Multi input Weiner Filter
HardySpicer
J=E[e^2]=E(d-W'X)^2
where W is a vector of weights and X is a vector of regressers. (d is
desired output) Also ' denotes transpose.
We do this by diferentiating wrt the weight vector W and arrive at the
standard Wiener solution.
However, in the case where W is asymmetric Matrix and d is a vector
(also X is a vector still) we have to differentiate wrt a Matrix and
the error is a vector.
J=e'e = (d-W'X)'(d-W'X)
ie dJ/dW (J is still a scalar)
I have a paper that just says that the answer is the same form but
with no derivation! Differentiating wrt a matrix however is slightly
different.
------------------------------------------------------
For example...
Differentiation of a scalar wrt a vector of the quadratic form
y=x'Ax where a is a matrix and x a vector
dy/dx = Ax+A'x = 2Ax if A is symmetric.
Now in the multidimensional Wiener filter we have a term
X'WW'X which needs differentiating wrt the matrix W.

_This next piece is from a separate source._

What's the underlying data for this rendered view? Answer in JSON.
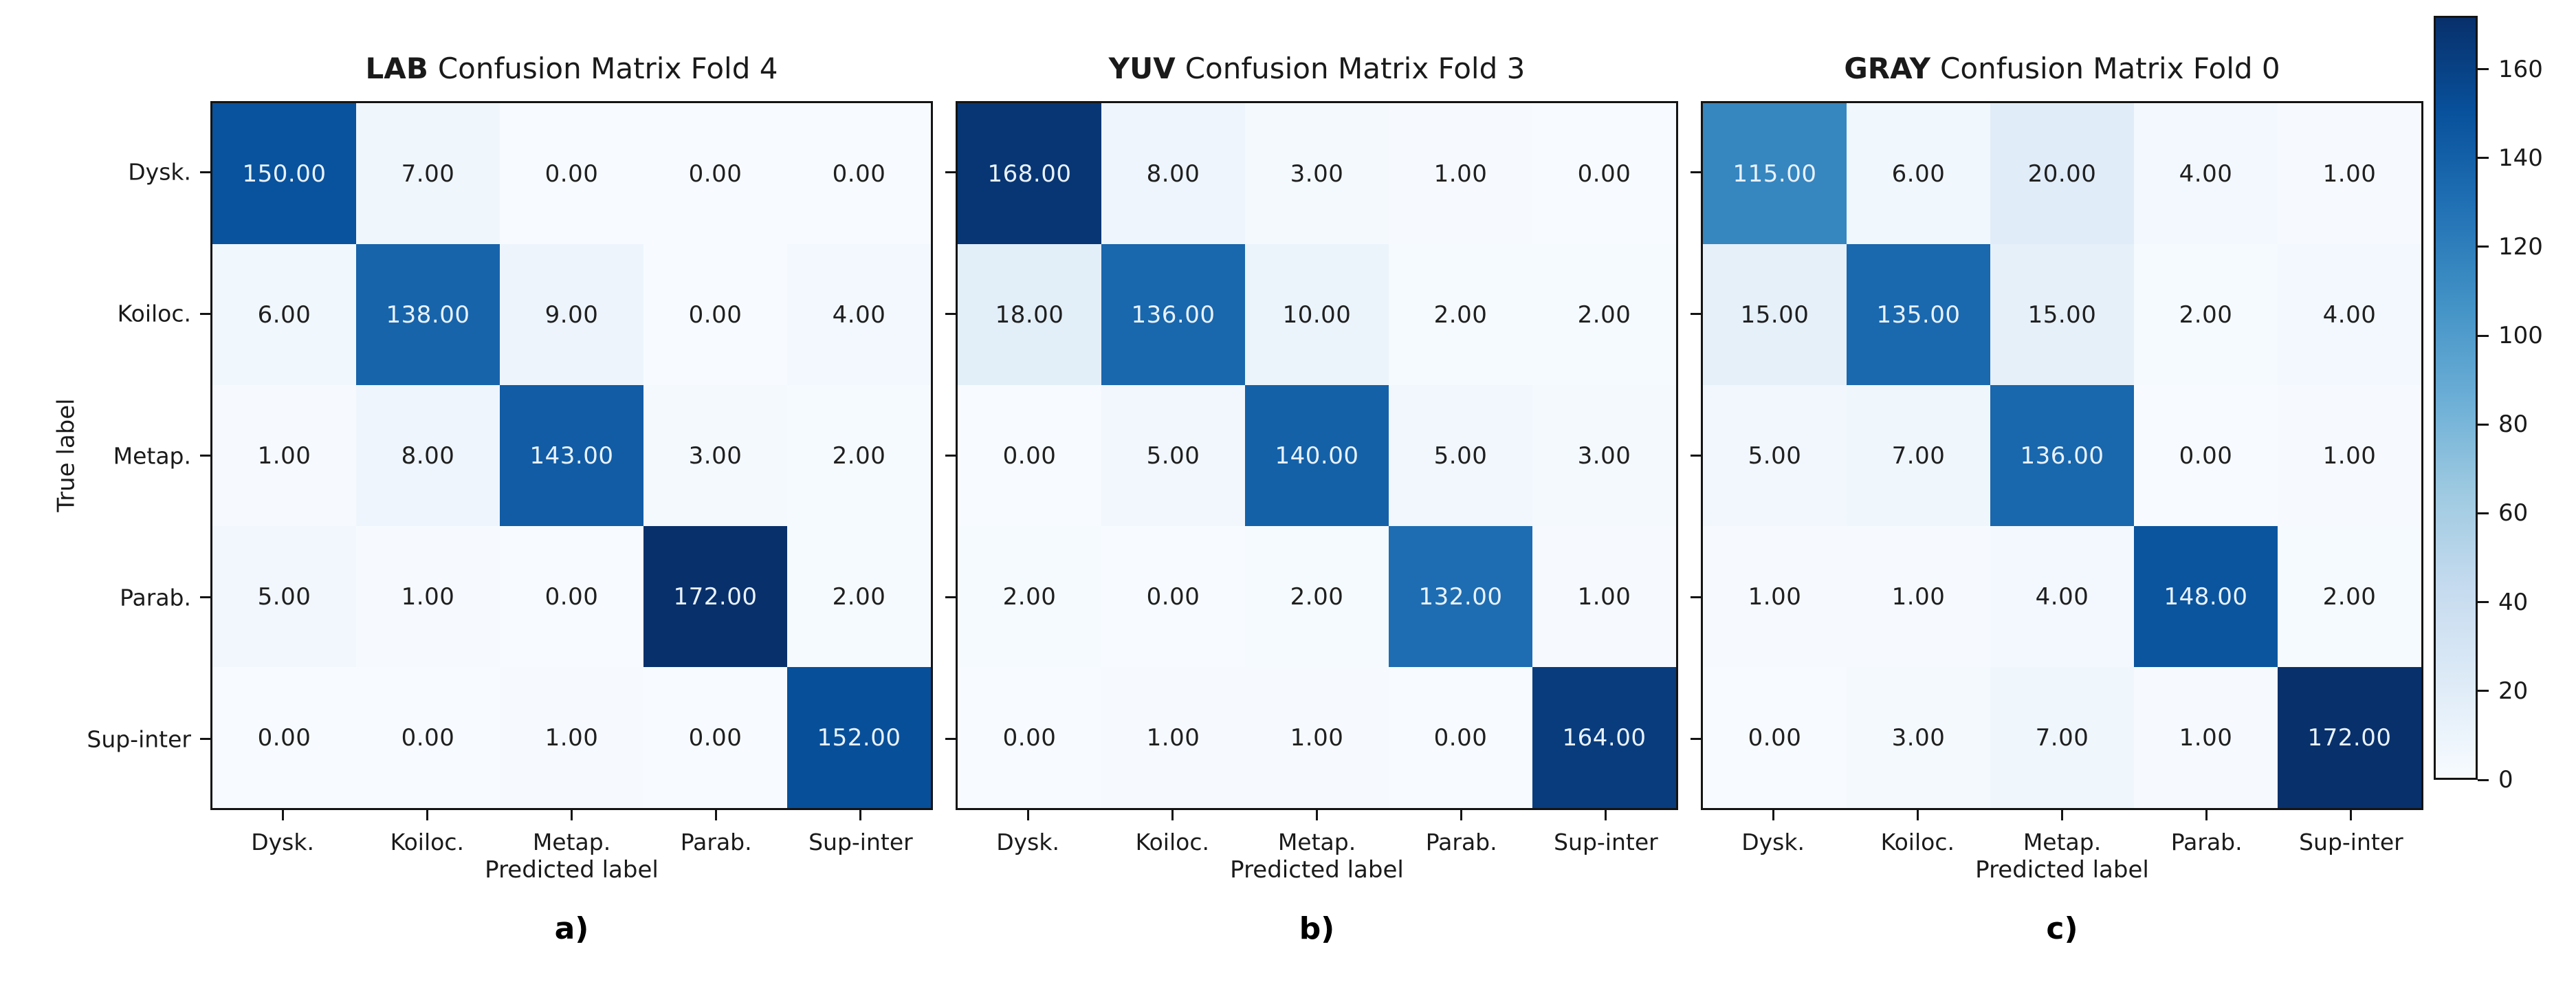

We also have terms X'Wd and dW'X which need differentiating wrt the
matrix W.
H.
HardySpicer
Actually I just found this result from
www.che.iitm.ac.in/~naras/ch544/matrix.pdf
That if you differentiate the norm squared
||AX+b||^2
you get
2AXX' + 2bX'
using this and substituting
||-WX+d||^2
I get
-2WXX' +2dX'=0
Now since E[XX'] = R, the correlation matrix I get
WR=E[dX'] (1)
or
W=RdxR^-1
which is not the same result as in the paper. However, R is symmetric,
from (1)
W'R=E[Xd']
W'=R^-1 Rxd (Rxd is the cross-correlation matrix between X and d)
which is more like it. Now does W'=W ie is the filter weight matrix
symmetric??
H.
HardySpicer
Sorry - I should have said
That if you differentiate the norm squared
||AX+b||^2
with respect to A.
HardySpicer
oops it's right. I Had minimized ||-WX+d ||^2 when it should have been
||-W'X+d ||^2. all ok!
Tim Wescott
This is a solved problem if you bear in mind that a steady state Kalman
filter is really just a Wiener filter with a fancy name.

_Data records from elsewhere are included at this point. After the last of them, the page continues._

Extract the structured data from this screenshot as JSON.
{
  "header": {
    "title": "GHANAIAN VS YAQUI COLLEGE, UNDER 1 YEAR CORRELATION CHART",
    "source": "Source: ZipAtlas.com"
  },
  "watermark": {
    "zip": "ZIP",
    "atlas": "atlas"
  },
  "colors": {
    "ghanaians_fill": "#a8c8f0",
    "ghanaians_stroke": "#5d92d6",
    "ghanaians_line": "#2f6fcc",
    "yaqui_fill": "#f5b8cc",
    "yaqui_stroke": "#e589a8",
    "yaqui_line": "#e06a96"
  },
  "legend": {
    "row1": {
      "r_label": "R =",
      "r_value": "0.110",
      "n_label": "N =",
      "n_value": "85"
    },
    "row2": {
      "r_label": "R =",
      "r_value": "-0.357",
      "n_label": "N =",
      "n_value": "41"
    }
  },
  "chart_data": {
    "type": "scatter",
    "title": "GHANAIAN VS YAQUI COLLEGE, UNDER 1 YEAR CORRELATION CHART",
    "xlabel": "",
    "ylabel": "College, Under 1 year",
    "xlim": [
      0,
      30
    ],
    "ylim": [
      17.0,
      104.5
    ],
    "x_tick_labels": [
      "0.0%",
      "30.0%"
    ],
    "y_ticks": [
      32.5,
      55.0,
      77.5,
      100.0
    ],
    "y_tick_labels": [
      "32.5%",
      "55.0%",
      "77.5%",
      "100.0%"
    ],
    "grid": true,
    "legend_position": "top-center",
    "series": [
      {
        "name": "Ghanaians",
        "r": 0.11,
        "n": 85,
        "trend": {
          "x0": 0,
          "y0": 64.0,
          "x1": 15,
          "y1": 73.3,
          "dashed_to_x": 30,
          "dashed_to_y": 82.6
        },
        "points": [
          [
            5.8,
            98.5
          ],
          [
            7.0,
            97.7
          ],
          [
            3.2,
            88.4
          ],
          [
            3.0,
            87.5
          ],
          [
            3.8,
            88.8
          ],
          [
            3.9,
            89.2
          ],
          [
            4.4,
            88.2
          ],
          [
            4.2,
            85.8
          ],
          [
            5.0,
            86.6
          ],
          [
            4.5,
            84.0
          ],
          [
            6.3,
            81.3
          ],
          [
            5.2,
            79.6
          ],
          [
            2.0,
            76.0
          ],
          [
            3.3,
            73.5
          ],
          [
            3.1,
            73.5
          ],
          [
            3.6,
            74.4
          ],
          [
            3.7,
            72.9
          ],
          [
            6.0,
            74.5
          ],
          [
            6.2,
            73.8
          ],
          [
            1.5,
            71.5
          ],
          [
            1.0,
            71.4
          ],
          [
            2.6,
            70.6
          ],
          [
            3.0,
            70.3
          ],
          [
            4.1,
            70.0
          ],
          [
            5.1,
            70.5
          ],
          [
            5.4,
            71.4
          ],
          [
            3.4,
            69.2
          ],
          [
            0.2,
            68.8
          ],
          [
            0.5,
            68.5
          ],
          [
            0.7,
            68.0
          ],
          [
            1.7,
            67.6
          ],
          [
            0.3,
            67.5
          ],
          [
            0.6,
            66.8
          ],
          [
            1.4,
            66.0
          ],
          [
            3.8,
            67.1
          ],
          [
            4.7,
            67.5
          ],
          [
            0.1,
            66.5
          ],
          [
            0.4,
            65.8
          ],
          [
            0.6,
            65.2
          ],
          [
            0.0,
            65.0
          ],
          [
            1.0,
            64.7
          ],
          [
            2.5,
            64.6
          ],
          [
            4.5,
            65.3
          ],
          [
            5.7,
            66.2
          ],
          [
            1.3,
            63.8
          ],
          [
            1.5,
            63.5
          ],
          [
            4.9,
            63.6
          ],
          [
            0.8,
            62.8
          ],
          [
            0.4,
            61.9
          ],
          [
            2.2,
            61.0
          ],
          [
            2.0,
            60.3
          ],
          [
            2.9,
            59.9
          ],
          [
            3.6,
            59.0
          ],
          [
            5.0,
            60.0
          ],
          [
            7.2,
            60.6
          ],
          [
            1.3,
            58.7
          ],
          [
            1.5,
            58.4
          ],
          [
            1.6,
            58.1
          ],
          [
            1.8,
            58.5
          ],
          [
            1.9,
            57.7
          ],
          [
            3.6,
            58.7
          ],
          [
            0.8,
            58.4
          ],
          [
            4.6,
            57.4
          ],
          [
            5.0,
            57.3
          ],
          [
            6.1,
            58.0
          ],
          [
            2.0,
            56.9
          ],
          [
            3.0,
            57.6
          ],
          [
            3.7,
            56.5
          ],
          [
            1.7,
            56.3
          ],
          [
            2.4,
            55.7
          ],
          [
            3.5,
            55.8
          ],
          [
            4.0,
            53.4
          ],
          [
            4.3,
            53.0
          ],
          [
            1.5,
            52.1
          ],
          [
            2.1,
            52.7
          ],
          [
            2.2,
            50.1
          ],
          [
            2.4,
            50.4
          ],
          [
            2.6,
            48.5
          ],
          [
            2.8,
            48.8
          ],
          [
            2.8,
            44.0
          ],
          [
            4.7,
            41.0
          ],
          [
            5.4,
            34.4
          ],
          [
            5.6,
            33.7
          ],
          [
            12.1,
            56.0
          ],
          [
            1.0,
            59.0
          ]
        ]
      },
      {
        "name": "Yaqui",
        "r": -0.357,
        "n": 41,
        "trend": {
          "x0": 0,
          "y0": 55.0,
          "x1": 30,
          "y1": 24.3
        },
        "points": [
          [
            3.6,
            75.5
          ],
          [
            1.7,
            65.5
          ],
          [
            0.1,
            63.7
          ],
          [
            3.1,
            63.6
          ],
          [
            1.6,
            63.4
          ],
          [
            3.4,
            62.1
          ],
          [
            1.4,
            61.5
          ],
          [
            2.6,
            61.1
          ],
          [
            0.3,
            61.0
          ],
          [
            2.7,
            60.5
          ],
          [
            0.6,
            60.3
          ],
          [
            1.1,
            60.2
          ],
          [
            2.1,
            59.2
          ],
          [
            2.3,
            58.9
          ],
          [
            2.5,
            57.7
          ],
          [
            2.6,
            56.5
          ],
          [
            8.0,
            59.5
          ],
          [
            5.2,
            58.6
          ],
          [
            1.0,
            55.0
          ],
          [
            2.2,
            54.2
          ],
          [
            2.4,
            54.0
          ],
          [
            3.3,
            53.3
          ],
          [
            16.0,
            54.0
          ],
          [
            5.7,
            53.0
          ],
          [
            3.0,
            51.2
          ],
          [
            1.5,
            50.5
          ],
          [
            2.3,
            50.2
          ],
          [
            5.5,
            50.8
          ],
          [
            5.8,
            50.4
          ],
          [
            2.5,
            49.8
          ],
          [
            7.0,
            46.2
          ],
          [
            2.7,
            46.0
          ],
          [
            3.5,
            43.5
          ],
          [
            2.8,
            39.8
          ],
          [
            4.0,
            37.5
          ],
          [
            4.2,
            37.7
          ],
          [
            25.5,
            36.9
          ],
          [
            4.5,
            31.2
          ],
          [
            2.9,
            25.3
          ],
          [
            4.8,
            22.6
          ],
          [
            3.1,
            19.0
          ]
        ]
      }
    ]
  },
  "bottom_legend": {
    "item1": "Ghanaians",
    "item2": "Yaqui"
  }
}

Then web search accordingly.
--
Tim Wescott
Control systems and communications consulting
http://www.wescottdesign.com
Need to learn how to apply control theory in your embedded system?
"Applied Control Theory for Embedded Systems" by Tim Wescott
Elsevier/Newnes, http://www.wescottdesign.com/actfes/actfes.html
HardySpicer
>
> Need to learn how to apply control theory in your embedded system?
> "Applied Control Theory for Embedded Systems" by Tim Wescott
> Elsevier/Newnes,http://www.wescottdesign.com/actfes/actfes.html
Trouble with Kalman filters is that you need to solve a Ricatti
equation for the gain matrix.
With Polynomial or LMS type adaptive Wiener filters, the computation
is far less.
H.